Thread beginning with comment 505462
To view parent comment, click here.
To read all comments associated with this story, please click here.
steve_s
Member since:
2006-01-16

Apple have kept the iPhone 3GS available in order to provide a low-cost option...

The fact that components for smart phones are becoming increasingly cheaper applies just as much to iPhones as well as Android phones. I would not be surprised to see Apple replace the 3GS with a different low-end model later this year.

Reply Parent Score: 1

unclefester Member since:
2007-01-13

Apple have kept the iPhone 3GS available in order to provide a low-cost option...


The iPhone 3GS is still very expensive unless it is subsidised by a carrier. It costs AUD429 outright in Australia. This is 4x the price of similar Android hardware such as the Huawei X3 (AUD99).

The fact that components for smart phones are becoming increasingly cheaper applies just as much to iPhones as well as Android phones. I would not be surprised to see Apple replace the 3GS with a different low-end model later this year.

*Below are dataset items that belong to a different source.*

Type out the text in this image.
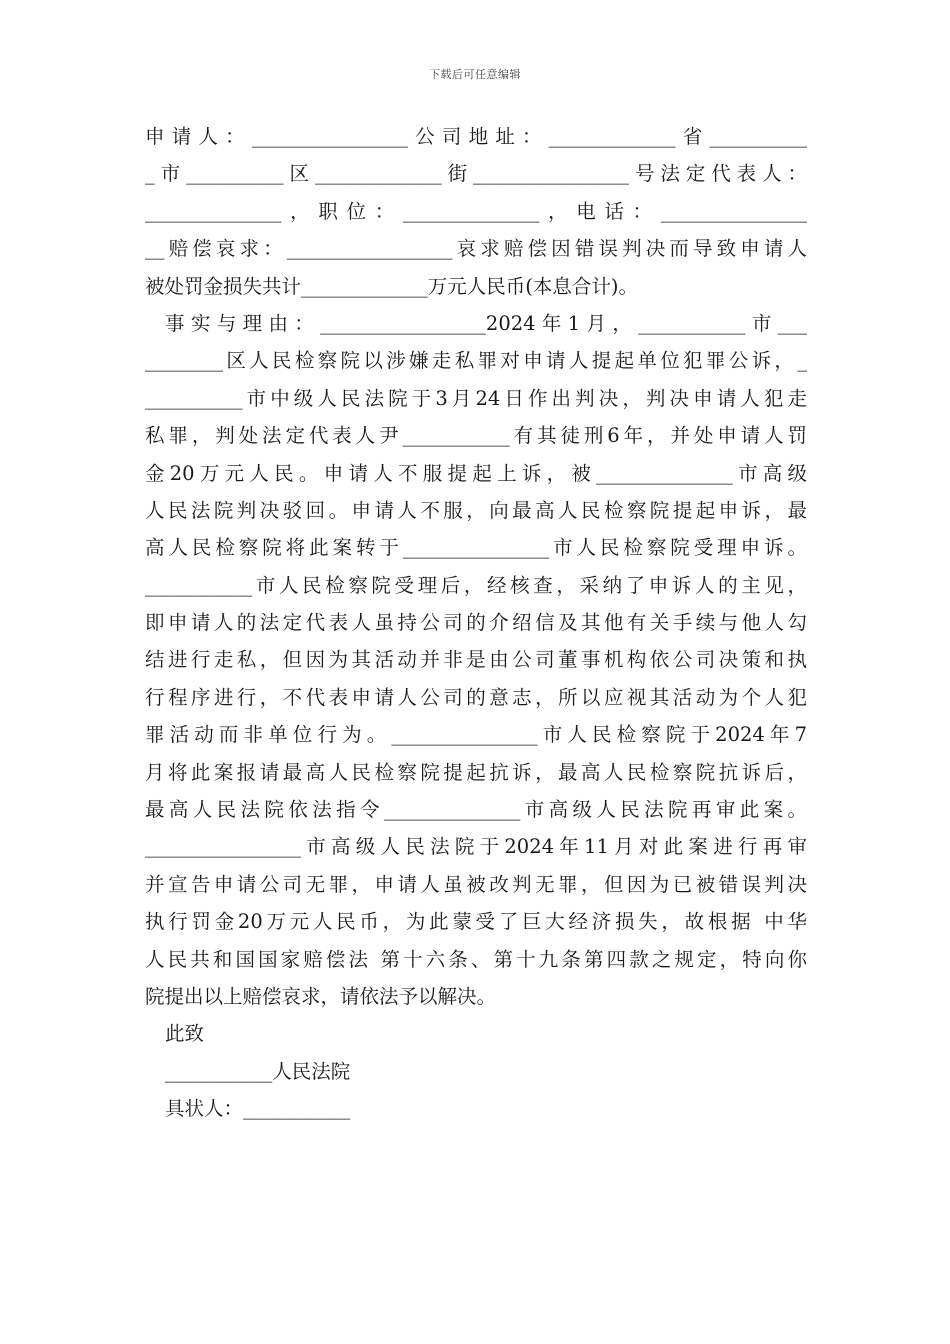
下载后可任意编辑
申请人：________________公司地址：_____________省__________
_市__________区_____________街________________号法定代表人：
______________，职位：______________，电话：_______________
__赔偿哀求：_________________哀求赔偿因错误判决而导致申请人
被处罚金损失共计_____________万元人民币(本息合计)。
事实与理由：_________________2024年1月，___________市___
________区人民检察院以涉嫌走私罪对申请人提起单位犯罪公诉，_
__________市中级人民法院于3月24日作出判决，判决申请人犯走
私罪，判处法定代表人尹___________有其徒刑6年，并处申请人罚
金20万元人民。申请人不服提起上诉，被______________市高级
人民法院判决驳回。申请人不服，向最高人民检察院提起申诉，最
高人民检察院将此案转于_______________市人民检察院受理申诉。
___________市人民检察院受理后，经核查，采纳了申诉人的主见，
即申请人的法定代表人虽持公司的介绍信及其他有关手续与他人勾
结进行走私，但因为其活动并非是由公司董事机构依公司决策和执
行程序进行，不代表申请人公司的意志，所以应视其活动为个人犯
罪活动而非单位行为。_______________市人民检察院于2024年7
月将此案报请最高人民检察院提起抗诉，最高人民检察院抗诉后，
最高人民法院依法指令______________市高级人民法院再审此案。
________________市高级人民法院于2024年11月对此案进行再审
并宣告申请公司无罪，申请人虽被改判无罪，但因为已被错误判决
执行罚金20万元人民币，为此蒙受了巨大经济损失，故根据 中华
人民共和国国家赔偿法 第十六条、第十九条第四款之规定，特向你
院提出以上赔偿哀求，请依法予以解决。
此致
___________人民法院
具状人：___________
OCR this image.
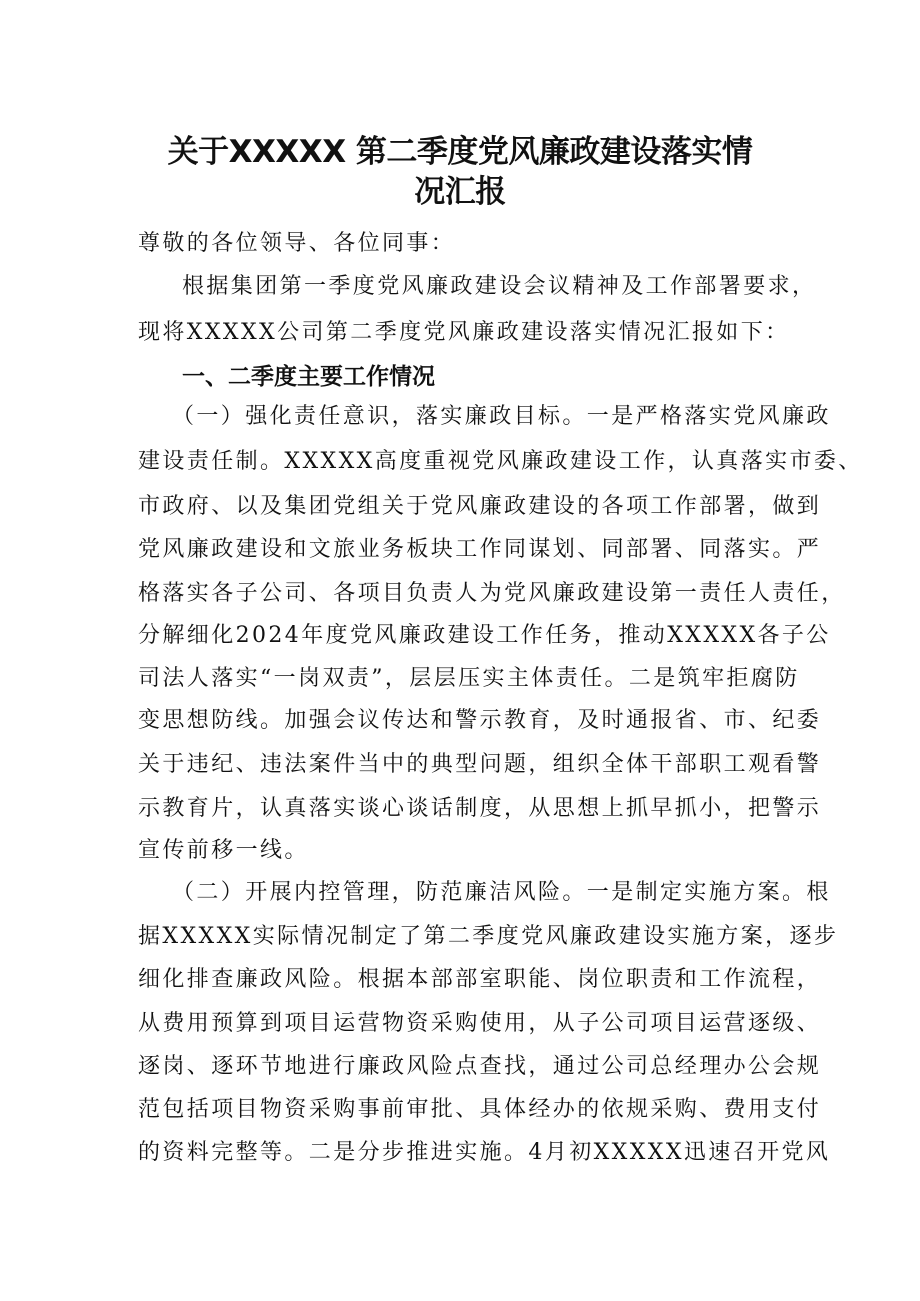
关于XXXXX 第二季度党风廉政建设落实情
况汇报
尊敬的各位领导、各位同事：
根据集团第一季度党风廉政建设会议精神及工作部署要求，
现将XXXXX公司第二季度党风廉政建设落实情况汇报如下：
一、二季度主要工作情况
（一）强化责任意识，落实廉政目标。一是严格落实党风廉政
建设责任制。XXXXX高度重视党风廉政建设工作，认真落实市委、
市政府、以及集团党组关于党风廉政建设的各项工作部署，做到
党风廉政建设和文旅业务板块工作同谋划、同部署、同落实。严
格落实各子公司、各项目负责人为党风廉政建设第一责任人责任，
分解细化2024年度党风廉政建设工作任务，推动XXXXX各子公
司法人落实“一岗双责”，层层压实主体责任。二是筑牢拒腐防
变思想防线。加强会议传达和警示教育，及时通报省、市、纪委
关于违纪、违法案件当中的典型问题，组织全体干部职工观看警
示教育片，认真落实谈心谈话制度，从思想上抓早抓小，把警示
宣传前移一线。
（二）开展内控管理，防范廉洁风险。一是制定实施方案。根
据XXXXX实际情况制定了第二季度党风廉政建设实施方案，逐步
细化排查廉政风险。根据本部部室职能、岗位职责和工作流程，
从费用预算到项目运营物资采购使用，从子公司项目运营逐级、
逐岗、逐环节地进行廉政风险点查找，通过公司总经理办公会规
范包括项目物资采购事前审批、具体经办的依规采购、费用支付
的资料完整等。二是分步推进实施。4月初XXXXX迅速召开党风
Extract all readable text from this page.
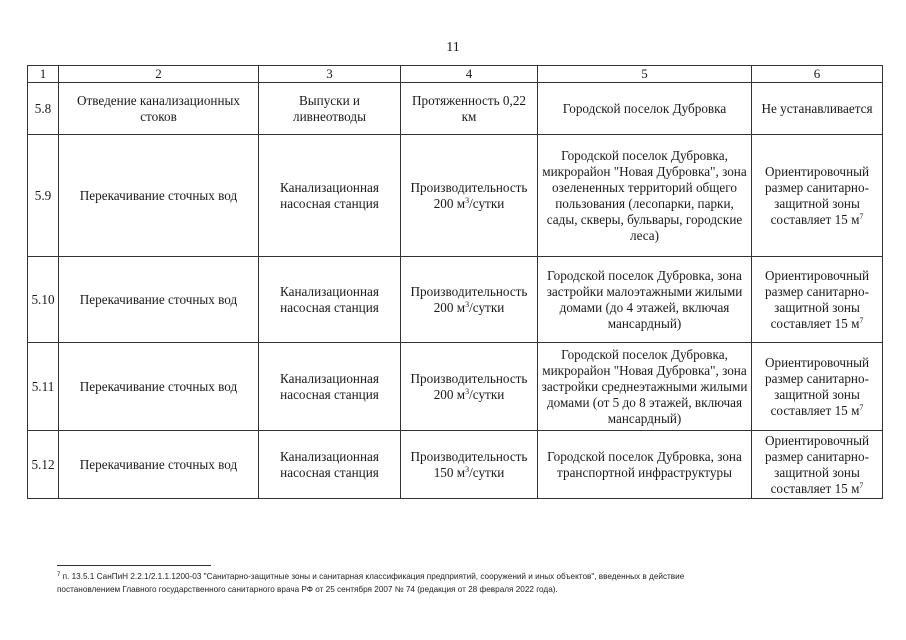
11
1	2	3	4	5	6
5.8	Отведение канализационных стоков	Выпуски и ливнеотводы	Протяженность 0,22 км	Городской поселок Дубровка	Не устанавливается
5.9	Перекачивание сточных вод	Канализационная насосная станция	Производительность 200 $м^3$/сутки	Городской поселок Дубровка, микрорайон "Новая Дубровка", зона озелененных территорий общего пользования (лесопарки, парки, сады, скверы, бульвары, городские леса)	Ориентировочный размер санитарно-защитной зоны составляет 15 $м^7$
5.10	Перекачивание сточных вод	Канализационная насосная станция	Производительность 200 $м^3$/сутки	Городской поселок Дубровка, зона застройки малоэтажными жилыми домами (до 4 этажей, включая мансардный)	Ориентировочный размер санитарно-защитной зоны составляет 15 $м^7$
5.11	Перекачивание сточных вод	Канализационная насосная станция	Производительность 200 $м^3$/сутки	Городской поселок Дубровка, микрорайон "Новая Дубровка", зона застройки среднеэтажными жилыми домами (от 5 до 8 этажей, включая мансардный)	Ориентировочный размер санитарно-защитной зоны составляет 15 $м^7$
5.12	Перекачивание сточных вод	Канализационная насосная станция	Производительность 150 $м^3$/сутки	Городской поселок Дубровка, зона транспортной инфраструктуры	Ориентировочный размер санитарно-защитной зоны составляет 15 $м^7$
$^7$ п. 13.5.1 СанПиН 2.2.1/2.1.1.1200-03 "Санитарно-защитные зоны и санитарная классификация предприятий, сооружений и иных объектов", введенных в действие
постановлением Главного государственного санитарного врача РФ от 25 сентября 2007 № 74 (редакция от 28 февраля 2022 года).
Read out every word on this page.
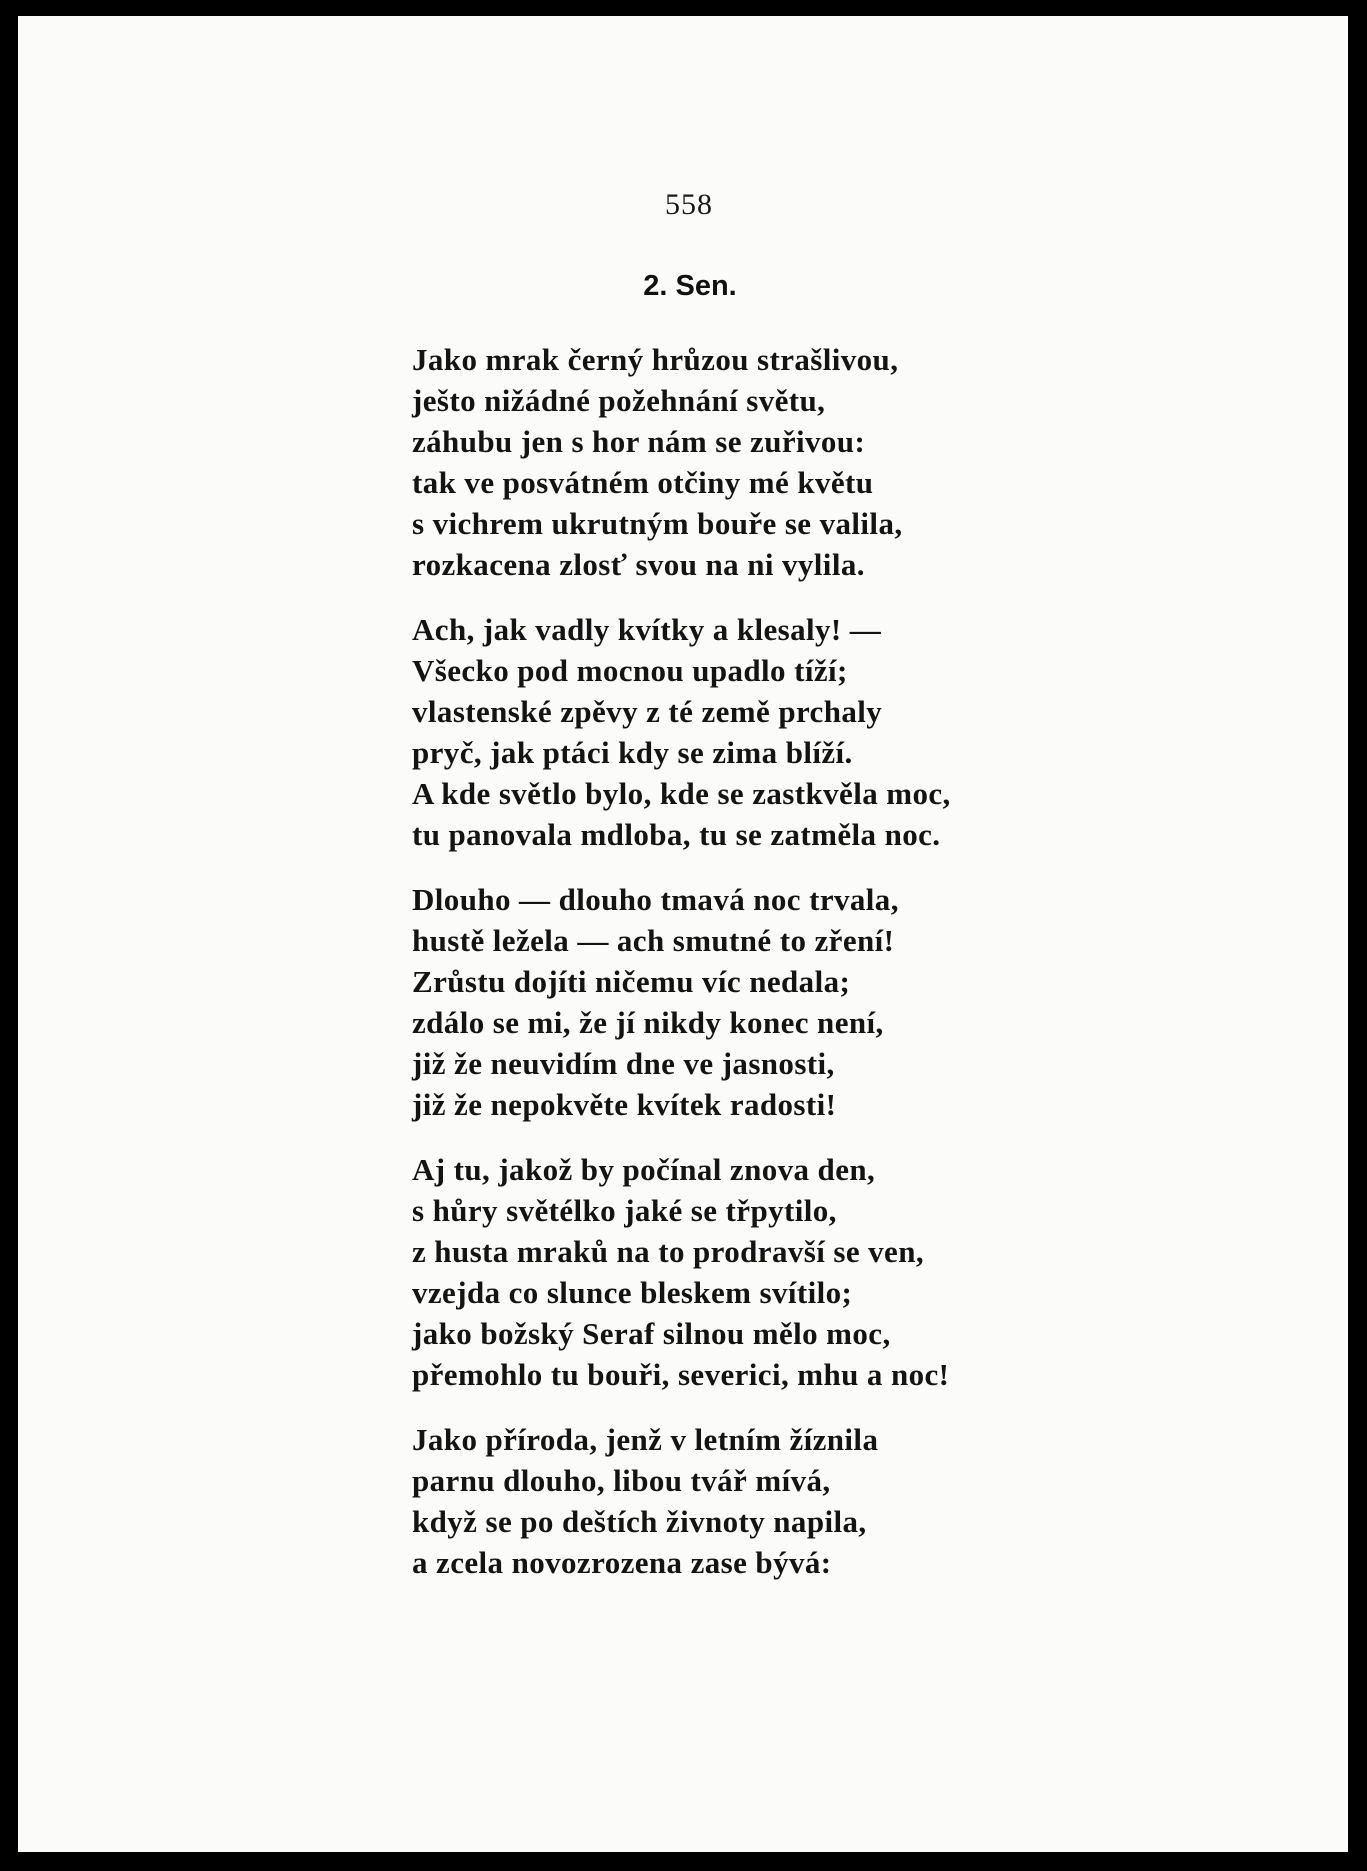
558
2. Sen.
Jako mrak černý hrůzou strašlivou,
ješto nižádné požehnání světu,
záhubu jen s hor nám se zuřivou:
tak ve posvátném otčiny mé květu
s vichrem ukrutným bouře se valila,
rozkacena zlosť svou na ni vylila.
Ach, jak vadly kvítky a klesaly! —
Všecko pod mocnou upadlo tíží;
vlastenské zpěvy z té země prchaly
pryč, jak ptáci kdy se zima blíží.
A kde světlo bylo, kde se zastkvěla moc,
tu panovala mdloba, tu se zatměla noc.
Dlouho — dlouho tmavá noc trvala,
hustě ležela — ach smutné to zření!
Zrůstu dojíti ničemu víc nedala;
zdálo se mi, že jí nikdy konec není,
již že neuvidím dne ve jasnosti,
již že nepokvěte kvítek radosti!
Aj tu, jakož by počínal znova den,
s hůry světélko jaké se třpytilo,
z husta mraků na to prodravší se ven,
vzejda co slunce bleskem svítilo;
jako božský Seraf silnou mělo moc,
přemohlo tu bouři, severici, mhu a noc!
Jako příroda, jenž v letním žíznila
parnu dlouho, libou tvář mívá,
když se po deštích živnoty napila,
a zcela novozrozena zase bývá:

Apple can't compete with $50 Android phones. Apple is already losing marketshare very quickly in China.

Edited 2012-02-02 04:46 UTC

Reply Parent Score: 2

steve_s Member since:
2006-01-16

You're right of course - the 3GS isn't cheap when paid for outright. Very few people do that though, and most get a phone that's subsidised by their carrier. Often that means that you'll end up on a more expensive talk plan though.

As for Apple not being able to compete with $50 Android phones, well, if an Android phone can be manufactured for $50 then an iOS phone can too. Apple is making a choice to not make phones so cheap though.

And on Apple losing marketshare very quickly in China, I don't really buy that, at least not in any meaningful way. Apple have only been selling iPhones in China for just over a year, and on only one carrier (not a particularly big one), so they have not had time to build up a significant marketshare there yet.